«Ils sont dans de beaux draps!»
À Genève, les mésaventures de Gunvor en Équateur sont suivies avec attention par la profession. Après la condamnation du trader genevois, en octobre 2019, pour des faits de corruption sur des marchés pétroliers au Congo-Brazzaville et en Côte d’Ivoire, plusieurs personnes interrogées par Public Eye disent avoir l'impression d’un mauvais remake, aux conséquences sans doute beaucoup plus lourdes.
Pour le scandale en Afrique, le négociant avait dû s’acquitter d’une ardoise totale de 94 millions de francs (4 millions d’amende et 90 millions de créance compensatrice). Une affaire que Public Eye avait documentée dès 2017 dans son enquête «Gunvor au Congo».
«Cette fois-ci, les Américains sont aux manettes et cela pourrait déboucher sur une très très grosse amende. Ils sont dans de beaux draps!», estime un avocat qui travaille dans le secteur.
Rapport: Gunvor au Congo
Pétrole, cash et détournement
Les aventures d'un négociant suisse à Brazzaville
Une histoire en six actes
Les montants explosent
L’ampleur de l’affaire équatorienne frappe les esprits.
«70 millions de commissions, dont 22 millions pour des officiels équatoriens. C’est gigantesque: beaucoup plus gros que le Congo-Brazzaville»,
s’exclame un trader, estimant qu’il sera cette fois-ci très difficile pour Gunvor de servir la thèse de l’employé félon ayant agi seul et trompé sa hiérarchie pour déclencher des paiements aussi conséquents.

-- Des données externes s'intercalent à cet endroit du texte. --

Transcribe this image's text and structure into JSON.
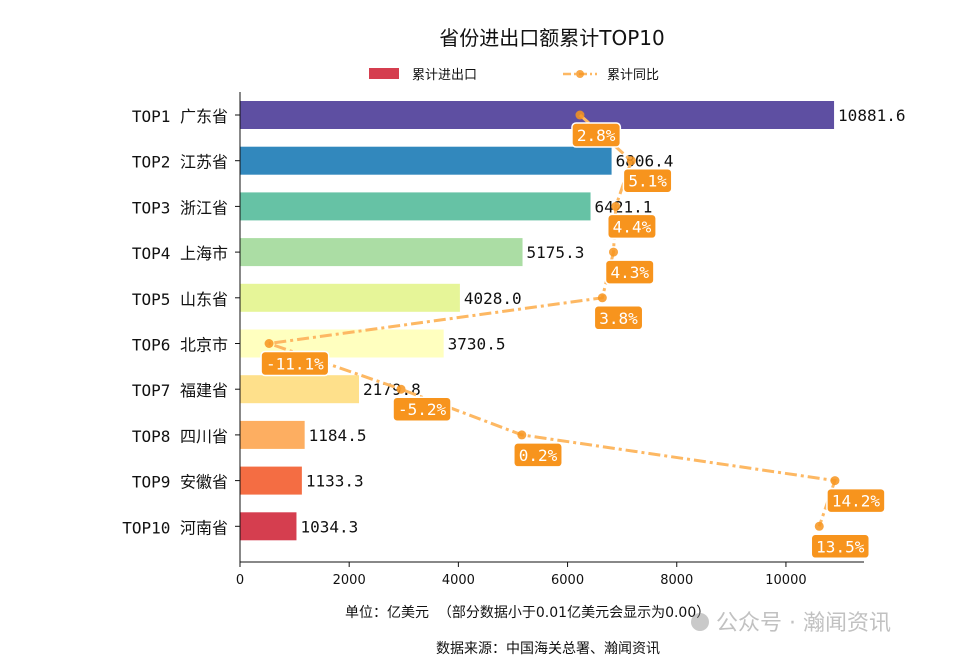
{
  "chart_data": {
    "type": "bar",
    "orientation": "horizontal",
    "title": "省份进出口额累计TOP10",
    "categories": [
      "TOP1 广东省",
      "TOP2 江苏省",
      "TOP3 浙江省",
      "TOP4 上海市",
      "TOP5 山东省",
      "TOP6 北京市",
      "TOP7 福建省",
      "TOP8 四川省",
      "TOP9 安徽省",
      "TOP10 河南省"
    ],
    "series": [
      {
        "name": "累计进出口",
        "type": "bar",
        "values": [
          10881.6,
          6806.4,
          6421.1,
          5175.3,
          4028.0,
          3730.5,
          2179.8,
          1184.5,
          1133.3,
          1034.3
        ],
        "labels": [
          "10881.6",
          "6806.4",
          "6421.1",
          "5175.3",
          "4028.0",
          "3730.5",
          "2179.8",
          "1184.5",
          "1133.3",
          "1034.3"
        ],
        "colors": [
          "#5e4fa2",
          "#3288bd",
          "#66c2a5",
          "#abdda4",
          "#e6f598",
          "#ffffbf",
          "#fee08b",
          "#fdae61",
          "#f46d43",
          "#d53e4f"
        ]
      },
      {
        "name": "累计同比",
        "type": "line",
        "unit": "%",
        "values": [
          2.8,
          5.1,
          4.4,
          4.3,
          3.8,
          -11.1,
          -5.2,
          0.2,
          14.2,
          13.5
        ],
        "labels": [
          "2.8%",
          "5.1%",
          "4.4%",
          "4.3%",
          "3.8%",
          "-11.1%",
          "-5.2%",
          "0.2%",
          "14.2%",
          "13.5%"
        ],
        "color": "#fdb863",
        "label_color": "#f7941d",
        "secondary_axis_hidden": true,
        "secondary_range": [
          -12.4,
          15.5
        ]
      }
    ],
    "xlim": [
      0,
      11430
    ],
    "xticks": [
      "0",
      "2000",
      "4000",
      "6000",
      "8000",
      "10000"
    ],
    "xlabel": "单位：亿美元  （部分数据小于0.01亿美元会显示为0.00）",
    "source": "数据来源：中国海关总署、瀚闻资讯",
    "legend_position": "top",
    "grid": false
  },
  "watermark": "公众号 · 瀚闻资讯"
}
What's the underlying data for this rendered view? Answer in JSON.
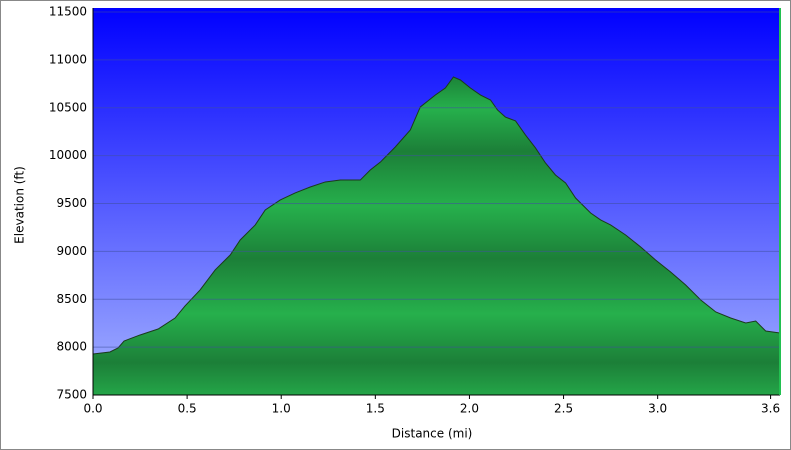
{
  "chart_data": {
    "type": "area",
    "x_label": "Distance    (mi)",
    "y_label": "Elevation (ft)",
    "x": [
      0,
      0.09,
      0.133,
      0.165,
      0.25,
      0.346,
      0.436,
      0.489,
      0.569,
      0.649,
      0.729,
      0.782,
      0.862,
      0.915,
      0.995,
      1.074,
      1.154,
      1.234,
      1.314,
      1.42,
      1.473,
      1.527,
      1.606,
      1.686,
      1.739,
      1.819,
      1.872,
      1.915,
      1.952,
      2.005,
      2.059,
      2.112,
      2.149,
      2.191,
      2.245,
      2.298,
      2.351,
      2.404,
      2.457,
      2.511,
      2.564,
      2.644,
      2.697,
      2.75,
      2.83,
      2.91,
      2.989,
      3.069,
      3.149,
      3.229,
      3.309,
      3.388,
      3.468,
      3.521,
      3.574,
      3.65
    ],
    "values": [
      7928,
      7949,
      7991,
      8064,
      8127,
      8189,
      8304,
      8430,
      8597,
      8806,
      8962,
      9119,
      9276,
      9432,
      9537,
      9610,
      9672,
      9725,
      9745,
      9745,
      9850,
      9933,
      10090,
      10268,
      10508,
      10633,
      10706,
      10821,
      10790,
      10706,
      10633,
      10581,
      10477,
      10403,
      10362,
      10215,
      10080,
      9923,
      9798,
      9714,
      9557,
      9401,
      9328,
      9276,
      9171,
      9046,
      8910,
      8785,
      8649,
      8492,
      8367,
      8304,
      8252,
      8273,
      8168,
      8148
    ],
    "color": "#22a84a",
    "xlim": [
      0,
      3.65
    ],
    "xticks": [
      {
        "value": 0,
        "label": "0.0"
      },
      0.5,
      {
        "value": 1,
        "label": "1.0"
      },
      1.5,
      {
        "value": 2,
        "label": "2.0"
      },
      2.5,
      {
        "value": 3,
        "label": "3.0"
      },
      3.6
    ],
    "ylim": [
      7500,
      11500
    ],
    "yticks": [
      7500,
      8000,
      8500,
      9000,
      9500,
      10000,
      10500,
      11000,
      11500
    ],
    "grid": true
  }
}
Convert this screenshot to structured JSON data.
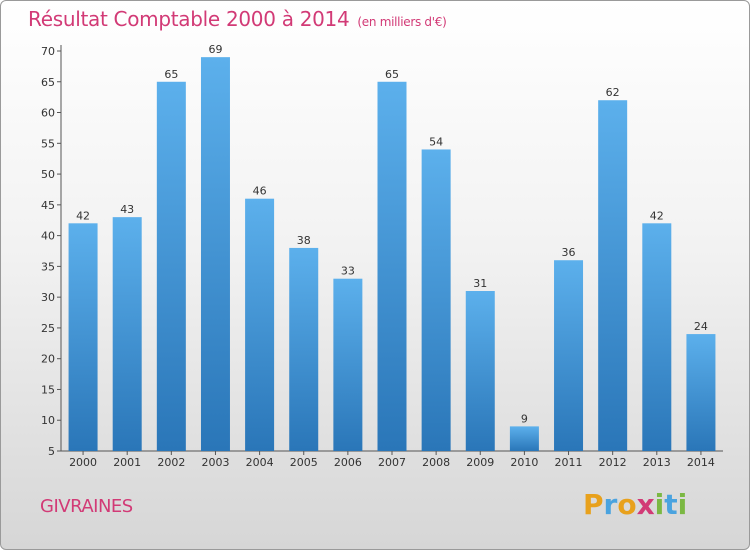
{
  "chart_data": {
    "type": "bar",
    "title": "Résultat Comptable 2000 à 2014",
    "subtitle": "(en milliers d'€)",
    "categories": [
      "2000",
      "2001",
      "2002",
      "2003",
      "2004",
      "2005",
      "2006",
      "2007",
      "2008",
      "2009",
      "2010",
      "2011",
      "2012",
      "2013",
      "2014"
    ],
    "values": [
      42,
      43,
      65,
      69,
      46,
      38,
      33,
      65,
      54,
      31,
      9,
      36,
      62,
      42,
      24
    ],
    "ylim": [
      5,
      70
    ],
    "yticks": [
      5,
      10,
      15,
      20,
      25,
      30,
      35,
      40,
      45,
      50,
      55,
      60,
      65,
      70
    ],
    "xlabel": "",
    "ylabel": "",
    "grid": false,
    "bar_color": "#3a8fd6"
  },
  "footer": {
    "town": "GIVRAINES",
    "logo_letters": [
      "P",
      "r",
      "o",
      "x",
      "i",
      "t",
      "i"
    ],
    "logo_colors": [
      "#e8a11c",
      "#4aa3df",
      "#e8a11c",
      "#d23a76",
      "#7bb843",
      "#4aa3df",
      "#7bb843"
    ]
  },
  "colors": {
    "title": "#d23a76",
    "axis": "#555555"
  }
}
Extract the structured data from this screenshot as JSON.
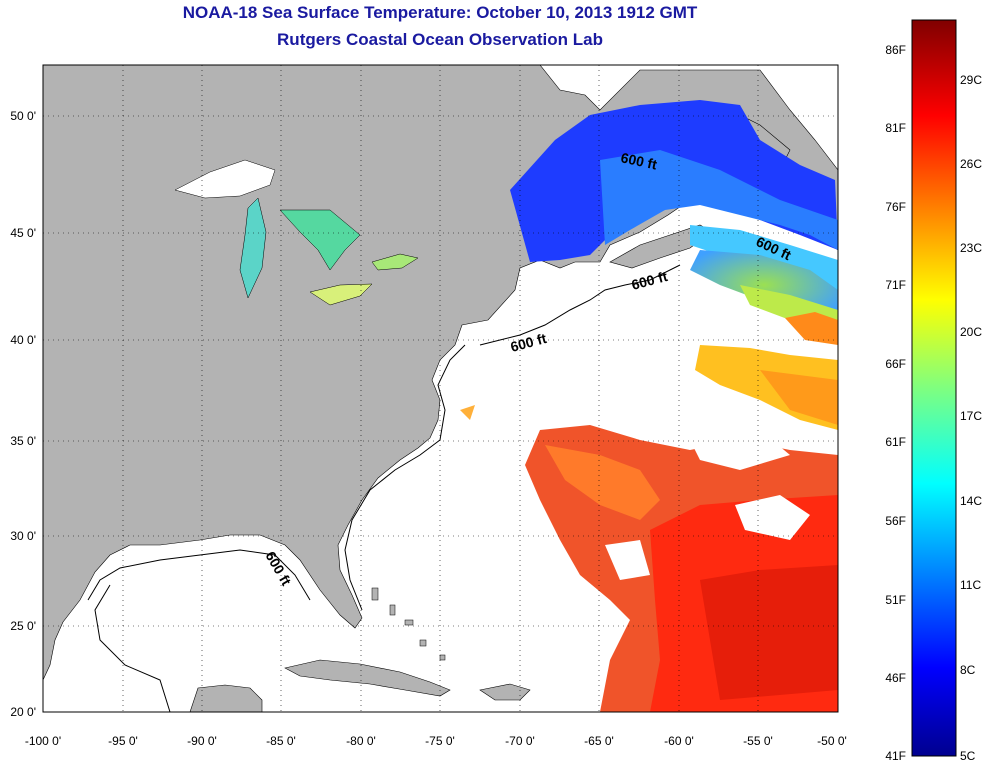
{
  "title_line1": "NOAA-18 Sea Surface Temperature:  October 10, 2013 1912 GMT",
  "title_line2": "Rutgers Coastal Ocean Observation Lab",
  "map": {
    "lon_range": [
      -100,
      -50
    ],
    "lat_range": [
      20,
      52
    ],
    "lon_ticks": [
      "-100 0'",
      "-95 0'",
      "-90 0'",
      "-85 0'",
      "-80 0'",
      "-75 0'",
      "-70 0'",
      "-65 0'",
      "-60 0'",
      "-55 0'",
      "-50 0'"
    ],
    "lat_ticks": [
      {
        "lat": 50,
        "label": "50 0'"
      },
      {
        "lat": 45,
        "label": "45 0'"
      },
      {
        "lat": 40,
        "label": "40 0'"
      },
      {
        "lat": 35,
        "label": "35 0'"
      },
      {
        "lat": 30,
        "label": "30 0'"
      },
      {
        "lat": 25,
        "label": "25 0'"
      },
      {
        "lat": 20,
        "label": "20 0'"
      }
    ],
    "contour_labels": [
      "600 ft",
      "600 ft",
      "600 ft",
      "600 ft",
      "600 ft"
    ],
    "colors": {
      "land": "#b3b3b3",
      "ocean": "#ffffff",
      "grid": "#000000"
    }
  },
  "colorbar": {
    "fahrenheit_labels": [
      "86F",
      "81F",
      "76F",
      "71F",
      "66F",
      "61F",
      "56F",
      "51F",
      "46F",
      "41F"
    ],
    "celsius_labels": [
      "29C",
      "26C",
      "23C",
      "20C",
      "17C",
      "14C",
      "11C",
      "8C",
      "5C"
    ],
    "colormap": "jet",
    "range_c": [
      5,
      30
    ]
  }
}
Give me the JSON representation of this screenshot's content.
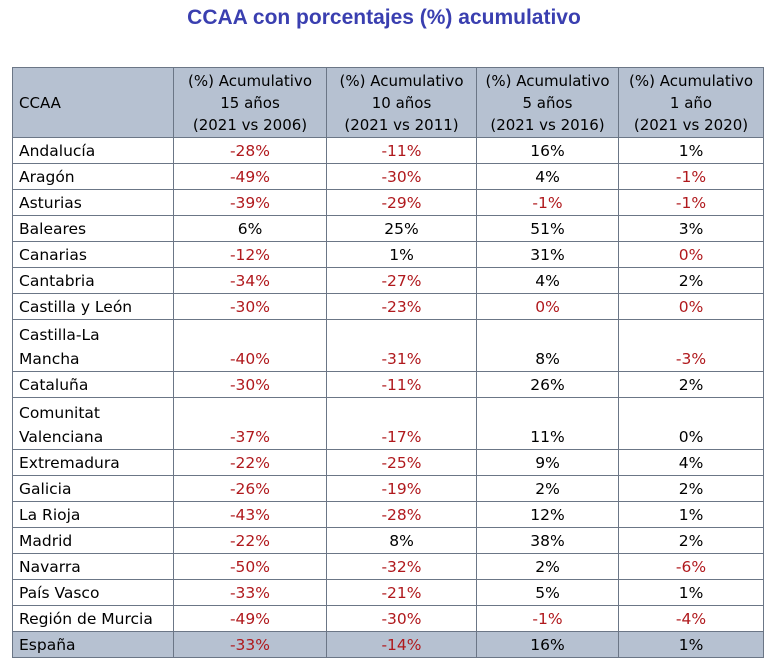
{
  "title": "CCAA con porcentajes (%) acumulativo",
  "header": {
    "region": "CCAA",
    "columns": [
      [
        "(%) Acumulativo",
        "15 años",
        "(2021 vs 2006)"
      ],
      [
        "(%) Acumulativo",
        "10 años",
        "(2021 vs 2011)"
      ],
      [
        "(%) Acumulativo",
        "5 años",
        "(2021 vs 2016)"
      ],
      [
        "(%) Acumulativo",
        "1 año",
        "(2021 vs 2020)"
      ]
    ]
  },
  "rows": [
    {
      "name": [
        "Andalucía"
      ],
      "values": [
        "-28%",
        "-11%",
        "16%",
        "1%"
      ],
      "neg": [
        true,
        true,
        false,
        false
      ]
    },
    {
      "name": [
        "Aragón"
      ],
      "values": [
        "-49%",
        "-30%",
        "4%",
        "-1%"
      ],
      "neg": [
        true,
        true,
        false,
        true
      ]
    },
    {
      "name": [
        "Asturias"
      ],
      "values": [
        "-39%",
        "-29%",
        "-1%",
        "-1%"
      ],
      "neg": [
        true,
        true,
        true,
        true
      ]
    },
    {
      "name": [
        "Baleares"
      ],
      "values": [
        "6%",
        "25%",
        "51%",
        "3%"
      ],
      "neg": [
        false,
        false,
        false,
        false
      ]
    },
    {
      "name": [
        "Canarias"
      ],
      "values": [
        "-12%",
        "1%",
        "31%",
        "0%"
      ],
      "neg": [
        true,
        false,
        false,
        true
      ]
    },
    {
      "name": [
        "Cantabria"
      ],
      "values": [
        "-34%",
        "-27%",
        "4%",
        "2%"
      ],
      "neg": [
        true,
        true,
        false,
        false
      ]
    },
    {
      "name": [
        "Castilla y León"
      ],
      "values": [
        "-30%",
        "-23%",
        "0%",
        "0%"
      ],
      "neg": [
        true,
        true,
        true,
        true
      ]
    },
    {
      "name": [
        "Castilla-La",
        "Mancha"
      ],
      "values": [
        "-40%",
        "-31%",
        "8%",
        "-3%"
      ],
      "neg": [
        true,
        true,
        false,
        true
      ]
    },
    {
      "name": [
        "Cataluña"
      ],
      "values": [
        "-30%",
        "-11%",
        "26%",
        "2%"
      ],
      "neg": [
        true,
        true,
        false,
        false
      ]
    },
    {
      "name": [
        "Comunitat",
        "Valenciana"
      ],
      "values": [
        "-37%",
        "-17%",
        "11%",
        "0%"
      ],
      "neg": [
        true,
        true,
        false,
        false
      ]
    },
    {
      "name": [
        "Extremadura"
      ],
      "values": [
        "-22%",
        "-25%",
        "9%",
        "4%"
      ],
      "neg": [
        true,
        true,
        false,
        false
      ]
    },
    {
      "name": [
        "Galicia"
      ],
      "values": [
        "-26%",
        "-19%",
        "2%",
        "2%"
      ],
      "neg": [
        true,
        true,
        false,
        false
      ]
    },
    {
      "name": [
        "La Rioja"
      ],
      "values": [
        "-43%",
        "-28%",
        "12%",
        "1%"
      ],
      "neg": [
        true,
        true,
        false,
        false
      ]
    },
    {
      "name": [
        "Madrid"
      ],
      "values": [
        "-22%",
        "8%",
        "38%",
        "2%"
      ],
      "neg": [
        true,
        false,
        false,
        false
      ]
    },
    {
      "name": [
        "Navarra"
      ],
      "values": [
        "-50%",
        "-32%",
        "2%",
        "-6%"
      ],
      "neg": [
        true,
        true,
        false,
        true
      ]
    },
    {
      "name": [
        "País Vasco"
      ],
      "values": [
        "-33%",
        "-21%",
        "5%",
        "1%"
      ],
      "neg": [
        true,
        true,
        false,
        false
      ]
    },
    {
      "name": [
        "Región de Murcia"
      ],
      "values": [
        "-49%",
        "-30%",
        "-1%",
        "-4%"
      ],
      "neg": [
        true,
        true,
        true,
        true
      ]
    }
  ],
  "total": {
    "name": [
      "España"
    ],
    "values": [
      "-33%",
      "-14%",
      "16%",
      "1%"
    ],
    "neg": [
      true,
      true,
      false,
      false
    ]
  },
  "colors": {
    "negative": "#b0191d",
    "header_bg": "#b6c1d1",
    "title": "#3a3fb0"
  }
}
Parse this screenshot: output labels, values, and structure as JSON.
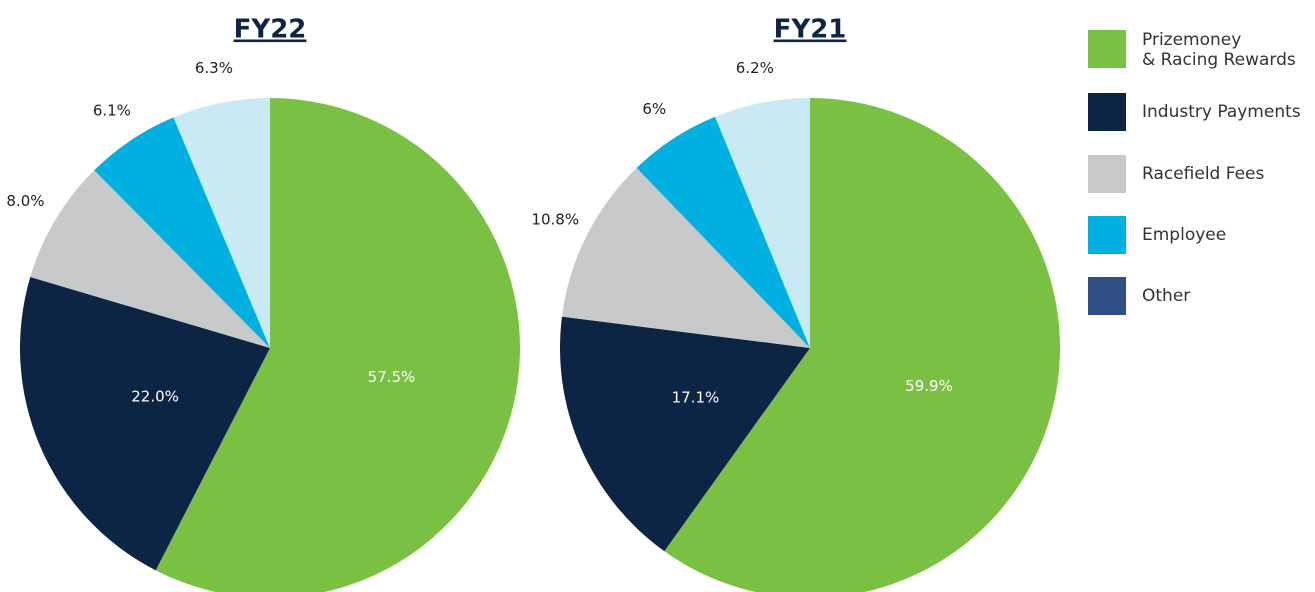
{
  "chart_data": [
    {
      "type": "pie",
      "title": "FY22",
      "categories": [
        "Prizemoney & Racing Rewards",
        "Industry Payments",
        "Racefield Fees",
        "Employee",
        "Other"
      ],
      "values": [
        57.5,
        22.0,
        8.0,
        6.1,
        6.3
      ],
      "value_labels": [
        "57.5%",
        "22.0%",
        "8.0%",
        "6.1%",
        "6.3%"
      ],
      "colors": [
        "#7ac143",
        "#0c2545",
        "#c8c9cb",
        "#00b0e0",
        "#c9eaf5"
      ]
    },
    {
      "type": "pie",
      "title": "FY21",
      "categories": [
        "Prizemoney & Racing Rewards",
        "Industry Payments",
        "Racefield Fees",
        "Employee",
        "Other"
      ],
      "values": [
        59.9,
        17.1,
        10.8,
        6,
        6.2
      ],
      "value_labels": [
        "59.9%",
        "17.1%",
        "10.8%",
        "6%",
        "6.2%"
      ],
      "colors": [
        "#7ac143",
        "#0c2545",
        "#c8c9cb",
        "#00b0e0",
        "#c9eaf5"
      ]
    }
  ],
  "legend": {
    "labels": [
      "Prizemoney\n& Racing Rewards",
      "Industry Payments",
      "Racefield Fees",
      "Employee",
      "Other"
    ],
    "colors": [
      "#7ac143",
      "#0c2545",
      "#c8c9cb",
      "#00b0e0",
      "#2e4e86"
    ]
  }
}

Un ancien employé de Gunvor a fini par plaider coupable, acculé par le FBI qui avait enregistré ses conversations. Il a détaillé les pactes de corruption et pointé la responsabilité de ses supérieurs. Rendue publique, la plainte états-unienne souligne qu’au sein de la maison de négoce «d'autres personnes (…) savaient que ces paiements seraient utilisés, au moins en partie, pour verser des pots-de-vin à des fonctionnaires équatoriens».
Reste à déterminer la chaîne de responsabilité. À Genève, certains échafaudent des hypothèses concernant de hauts cadres de Gunvor dont les noms étaient déjà apparus dans l’affaire congolaise sans qu’ils ne soient sanctionnés, comme le responsable du département pétrole brut et celui qui était alors en charge de l’Europe et l’Asie. Ou encore, en ce qui concerne l’Equateur, la personne alors chargée des finances à Singapour.
Selon la justice états-unienne, c’est de Singapour que Gunvor a déclenché le paiement des mirobolantes commissions destinées aux apporteurs d’affaires équatoriens. Les millions auraient atterri sur des comptes bancaires en Suisse, au Panama et aux îles Caïmans, puis en partie reversés aux fonctionnaires équatoriens.
Nervosité bancaire
Plusieurs banques qui financent Gunvor sont nerveuses. «La direction de Gunvor n’apprendra donc rien?! C’est choquant!», lance un banquier, faisant allusion au grand patron, le directeur exécutif Torbjörn Törnqvist qui, lui non plus, n’a jamais été inquiété dans le scandale congolais.
Contactée par Public Eye, Gunvor se borne à envoyer un message générique concernant ses normes de compliance bancaire: une approche «zéro tolérance» envers la corruption qui a conduit la «société à bannir l’utilisation d’intermédiaires chargés du business development». Gunvor affirme collaborer pleinement avec la justice états-unienne.
La justice suisse devrait aussi logiquement s’intéresser de près au nouveau dossier sous l’angle de la récidive.
Au moment où Gunvor était sous enquête en Suisse pour ses activités au Congo-Brazza et en Côte d’Ivoire, les affaires allaient bon train en Amérique latine avec des méthodes comparables. Contacté, le Ministère public de la Confédération «ne commente pas en l’état cette nouvelle affaire».
Échaudé en Afrique, désormais blacklisté en Équateur et en indélicatesse aux États-Unis, Gunvor, qui vient d’annoncer de réjouissants résultats – 50 milliards de dollars de chiffre d’affaires et 320 millions de bénéfices pour 2020 – pourrait être amenée à viser d’autres horizons. Fin mars, Torbjörn Törnqvist, déclarait à Reuters qu’il souhaitait relancer ses activités pétrolières en Russie. «Nous obtenons de plus en plus de pétrole provenant de là», disait-il. Un retour aux sources qui pourrait s’accélérer dans les circonstances actuelles.